Hi all, been away this week so having to squash two sessions in back to back days. Pleased with my single leg lunges yesterday - I use the smith machine and managed 25kg plus bar so 36kg 3 sets 12. I think they’ve really helped streamline my legs a bit. Before I had this PT I was doing a lot of squats and my legs got quite chunky. This workout seems to have shaped them again. Lots of single leg work. Plus deadlifts/RDLs no bar squats.

How do you work on your pull-ups ?@everycowandagain my routine is just assisted pull ups at the moment. I’m down to 16kg now so am just slowly taking away the weight. I’m trying to focus on dropping right down as that’s the bit that I find hardest.

Thanks everyone for the body fat info. I think my scales are all over the place with it so I’m going to stop looking at it!

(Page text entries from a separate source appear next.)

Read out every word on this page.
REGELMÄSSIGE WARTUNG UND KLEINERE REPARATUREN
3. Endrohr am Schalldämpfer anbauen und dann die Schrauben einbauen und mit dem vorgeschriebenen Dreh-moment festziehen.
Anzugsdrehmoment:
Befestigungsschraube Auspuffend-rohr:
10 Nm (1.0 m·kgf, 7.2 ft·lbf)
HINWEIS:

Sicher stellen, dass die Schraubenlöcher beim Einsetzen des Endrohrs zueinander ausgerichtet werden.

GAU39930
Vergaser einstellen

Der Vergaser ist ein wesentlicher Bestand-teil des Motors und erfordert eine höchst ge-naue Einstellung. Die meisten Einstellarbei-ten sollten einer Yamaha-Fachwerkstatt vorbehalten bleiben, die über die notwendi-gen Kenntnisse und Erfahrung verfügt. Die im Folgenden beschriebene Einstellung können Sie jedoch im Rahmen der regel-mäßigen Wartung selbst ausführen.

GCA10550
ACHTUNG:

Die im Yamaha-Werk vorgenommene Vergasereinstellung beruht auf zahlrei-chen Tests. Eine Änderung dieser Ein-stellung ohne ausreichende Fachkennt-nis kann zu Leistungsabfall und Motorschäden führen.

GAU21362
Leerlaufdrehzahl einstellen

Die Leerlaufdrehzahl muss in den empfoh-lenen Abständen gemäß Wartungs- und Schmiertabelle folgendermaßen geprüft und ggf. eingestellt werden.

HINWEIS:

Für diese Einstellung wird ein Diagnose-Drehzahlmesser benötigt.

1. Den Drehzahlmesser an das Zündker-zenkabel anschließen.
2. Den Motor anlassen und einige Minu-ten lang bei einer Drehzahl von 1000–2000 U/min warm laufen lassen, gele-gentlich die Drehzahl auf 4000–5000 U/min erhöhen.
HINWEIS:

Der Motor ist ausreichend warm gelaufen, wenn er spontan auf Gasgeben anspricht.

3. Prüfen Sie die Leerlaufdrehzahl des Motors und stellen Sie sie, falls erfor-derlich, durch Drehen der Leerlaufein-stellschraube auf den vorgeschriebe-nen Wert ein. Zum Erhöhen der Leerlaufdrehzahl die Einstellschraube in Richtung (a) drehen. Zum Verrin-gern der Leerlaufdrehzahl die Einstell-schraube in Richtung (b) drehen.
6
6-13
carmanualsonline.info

@MistyTrains2 that’s some serious recomposition you’ve done. I’m in awe! I struggle with getting enough protein in and generally find restricting intake difficult and depressing. I’m trying to reduce at the moment but think I’ve lost muscle. It’s so hard to get the meals right when you work and need to take a breakfast/lunch in. I find myself grabbing a sandwich from the shop.

MistyTrains2 · 07/10/2023 10:13

I can see myself watching some squat videos. I have a cold so am going to do some physio work today. Really excited about bar squats. I know it's not the case but doing them makes me feel like a proper lifter!

I love single leg lunges now! It took a while. Reverse lunge on smith squat, Bulgarian splits, walking lunges etc. I feel they work the sides more.

@redfacebigdisgrace It may be water loss rather than muscle if your intake has gone down. Generally I have overnight oats with 10g protein powder, plus scrambled eggs and cottage cheese on toast with avocado, tomato etc. for breakfast which is a fairly good amount of protein.

I go into the office sometimes, one of my favourites to take in is a tuna pasta cheese bake made the night before. I read somewhere that cold or reheated pasta has less starch and therefore doesn't raise blood sugar as much. I will always try and go for a walk before or after lunch though. I also sometimes do a wrap, I really like the Crosta Mollica ones as they are just flour and olive oil, none of the added emulsifiers (I read Ultra Processed People and it put me off shop sandwiches for life!) and try and add 100g of chicken, turkey, salmon or prawns and flesh it out with some chickpeas or lentils, more avocado etc. Or making a big quinoa and sweet potato and black bean salad for the week, then adding protein as I go. It is hard if I forget to take something in though!

I snack on apples, nuts, peanut butter, cottage cheese, chocolate rice cakes, Greek yoghurt ideally another with 10g protein powder, berries etc. I can then usually hit 130g protein with a dinner that has fish and meat, plus complex carb and vegetables.